Calculation of the Heart Rate
There are two simple methods for measuring the heart rate (number of heartbeats per minute) from the ECG.
the easier way, when the heart rate is regular, is to count the number of large (0.2 sec) boxes between two successive QRS complexes and divide the constant (300) by this. (the number of large time boxes is divided into 300, because 300 x 0.2 = 60 and we are calculating the heart rate in beats per minute or 60 seconds.)
For example, the heart rate is 100 beats/min, since there are three large time boxes between two successive R waves (300 ÷ 3 =100). Similarly, if there are two large time boxes between two successive R waves, the heart rate is 150 beats/min. if there are five intervening large time boxes, the heart rate is 60 beats/min.
If the heart rate is irregular, the first method will not be accurate since the intervals between QRS complexes will vary from beat to beat. In such cases an average rate can be determined simply by counting the number of cardiac cycles every 6 seconds and multiplying this number by 10. (A cardiac cycles is the interval between two successive R waves.) Counting the number of cardiac cycles every 6 seconds can be easily done because the top of the ECG paper is generally scored with vertical marks every 3 seconds.

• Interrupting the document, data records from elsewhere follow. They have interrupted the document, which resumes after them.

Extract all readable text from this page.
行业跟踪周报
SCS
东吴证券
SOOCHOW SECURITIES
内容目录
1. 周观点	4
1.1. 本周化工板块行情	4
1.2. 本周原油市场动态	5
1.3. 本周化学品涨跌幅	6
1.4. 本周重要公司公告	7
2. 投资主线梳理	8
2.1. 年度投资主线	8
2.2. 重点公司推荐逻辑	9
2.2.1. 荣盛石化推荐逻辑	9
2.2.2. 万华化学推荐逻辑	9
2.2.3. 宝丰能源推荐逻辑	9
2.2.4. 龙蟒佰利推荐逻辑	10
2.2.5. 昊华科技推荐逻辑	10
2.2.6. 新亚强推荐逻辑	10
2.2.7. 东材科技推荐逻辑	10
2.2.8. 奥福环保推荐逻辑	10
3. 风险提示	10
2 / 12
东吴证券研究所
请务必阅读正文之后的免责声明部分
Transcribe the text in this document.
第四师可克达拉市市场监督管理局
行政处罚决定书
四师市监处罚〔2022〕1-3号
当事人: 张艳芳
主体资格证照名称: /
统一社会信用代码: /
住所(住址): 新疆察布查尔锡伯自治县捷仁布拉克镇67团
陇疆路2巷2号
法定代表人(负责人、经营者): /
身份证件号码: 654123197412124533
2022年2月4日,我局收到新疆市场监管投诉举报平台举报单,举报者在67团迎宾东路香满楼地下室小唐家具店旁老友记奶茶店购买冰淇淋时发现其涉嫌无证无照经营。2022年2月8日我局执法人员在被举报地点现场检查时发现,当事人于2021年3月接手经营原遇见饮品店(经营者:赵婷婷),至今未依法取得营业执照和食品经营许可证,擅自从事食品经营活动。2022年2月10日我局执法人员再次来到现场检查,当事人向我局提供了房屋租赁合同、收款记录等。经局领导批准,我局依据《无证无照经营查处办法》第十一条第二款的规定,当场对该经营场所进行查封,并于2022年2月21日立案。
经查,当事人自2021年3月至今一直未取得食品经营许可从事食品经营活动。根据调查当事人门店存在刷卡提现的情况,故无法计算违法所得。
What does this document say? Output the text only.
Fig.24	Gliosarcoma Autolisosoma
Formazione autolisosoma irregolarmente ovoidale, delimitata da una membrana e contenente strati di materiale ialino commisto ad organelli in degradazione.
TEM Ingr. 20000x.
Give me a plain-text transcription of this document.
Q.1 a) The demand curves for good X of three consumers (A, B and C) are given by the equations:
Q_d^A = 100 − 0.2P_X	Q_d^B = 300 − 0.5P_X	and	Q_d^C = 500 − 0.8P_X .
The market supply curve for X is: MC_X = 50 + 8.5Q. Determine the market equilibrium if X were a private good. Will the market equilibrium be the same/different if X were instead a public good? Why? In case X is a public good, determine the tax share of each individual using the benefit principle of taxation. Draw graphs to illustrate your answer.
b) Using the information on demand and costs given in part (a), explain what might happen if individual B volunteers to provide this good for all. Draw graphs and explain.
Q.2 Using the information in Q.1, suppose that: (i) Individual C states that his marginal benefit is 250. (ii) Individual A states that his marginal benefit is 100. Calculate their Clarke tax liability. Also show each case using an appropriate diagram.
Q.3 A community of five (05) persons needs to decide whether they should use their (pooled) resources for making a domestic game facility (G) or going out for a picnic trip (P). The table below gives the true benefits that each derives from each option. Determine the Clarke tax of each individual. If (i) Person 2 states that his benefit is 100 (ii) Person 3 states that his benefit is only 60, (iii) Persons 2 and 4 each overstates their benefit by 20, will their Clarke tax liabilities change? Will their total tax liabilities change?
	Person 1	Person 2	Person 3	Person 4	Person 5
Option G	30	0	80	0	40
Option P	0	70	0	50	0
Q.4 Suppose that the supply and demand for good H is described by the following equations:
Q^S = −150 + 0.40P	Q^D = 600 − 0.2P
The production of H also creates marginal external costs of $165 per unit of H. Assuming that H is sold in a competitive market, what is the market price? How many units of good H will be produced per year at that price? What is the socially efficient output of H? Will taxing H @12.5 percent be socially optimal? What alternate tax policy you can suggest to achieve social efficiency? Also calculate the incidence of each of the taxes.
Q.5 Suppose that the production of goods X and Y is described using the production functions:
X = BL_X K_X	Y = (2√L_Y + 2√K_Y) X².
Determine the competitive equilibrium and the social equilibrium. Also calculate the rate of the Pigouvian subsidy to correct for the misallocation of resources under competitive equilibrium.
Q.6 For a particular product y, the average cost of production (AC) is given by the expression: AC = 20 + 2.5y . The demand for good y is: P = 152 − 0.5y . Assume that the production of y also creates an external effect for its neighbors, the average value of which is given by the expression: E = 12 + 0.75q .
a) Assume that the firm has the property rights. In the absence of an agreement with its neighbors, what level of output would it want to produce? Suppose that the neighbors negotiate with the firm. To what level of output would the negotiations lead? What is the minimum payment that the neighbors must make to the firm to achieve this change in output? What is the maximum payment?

By definition, a heart rate exceeding 100 beats/min is termed “tachycardia” (tachys, Greek, swift) while one slower than 60 beats/min is called “bradycardia” (bradys, slow). Thus, during exercise you probably develop a sinus tachycardia but during sleep or relaxation your pulse rate may drop into the 50s, or even lower, indication a sinus bradycardia.
111. ECG Leads
The heart produces electrical currents similar to the familiar dry cell battery. The strength or voltage of these currents and the way they are distributed throughout the body can be measured by a suitable recording instrument, such as an electrocardiograph.
The body acts as a conductor of electricity, therefore, recording electrodes placed at some distance from the heart, such as on the arms, legs, or chest wall, are able to detect the voltages of the cardiac currents conducted to these locations. The usual way of recording these voltages from the heart is with the 12 standard ECG leads. The leads actually show the differences in voltage (potential) between electrodes placed on the surface of the body.
Taking an ECG is like drawing a picture or taking a photograph of a person. If we want to know what a person’s face really looks like, for example, we have to draw it or take photographs from the front, side, and back.. One view is not enough. Similarly, it is necessary to record multiple ECG leads to be able to describe the electrical activity of the heart adequately. Notice that each lead presents a different pattern.
The 12 leads can be subdivided into two groups: the six extremity (limb) leads and the six chest (precordial) leads.
The six extremity leads--I, II, III, aVR, aVL, and aVF—show voltage differences by means of electrodes placed on thd limbs. They can be further divided into two subgroups: the bipolar extremity leads (I, II, and III) and the unipolar extremity leads (aVR, aVL, and aVF).
The six chest leads—V1, V2, V3, V4, V5, and V6—present voltage differences by means of electrodes placed at various positions on the chest wall.
positions on the chest wall.
The 12 ECG leads can also be viewed as 12 “channels.” However, in contrast to television channels (which can be turned to different events), the 12 ECG channels (leads) are all tuned to the same event (the P-QRS-T cycle), with each lead viewing the event from a different angle.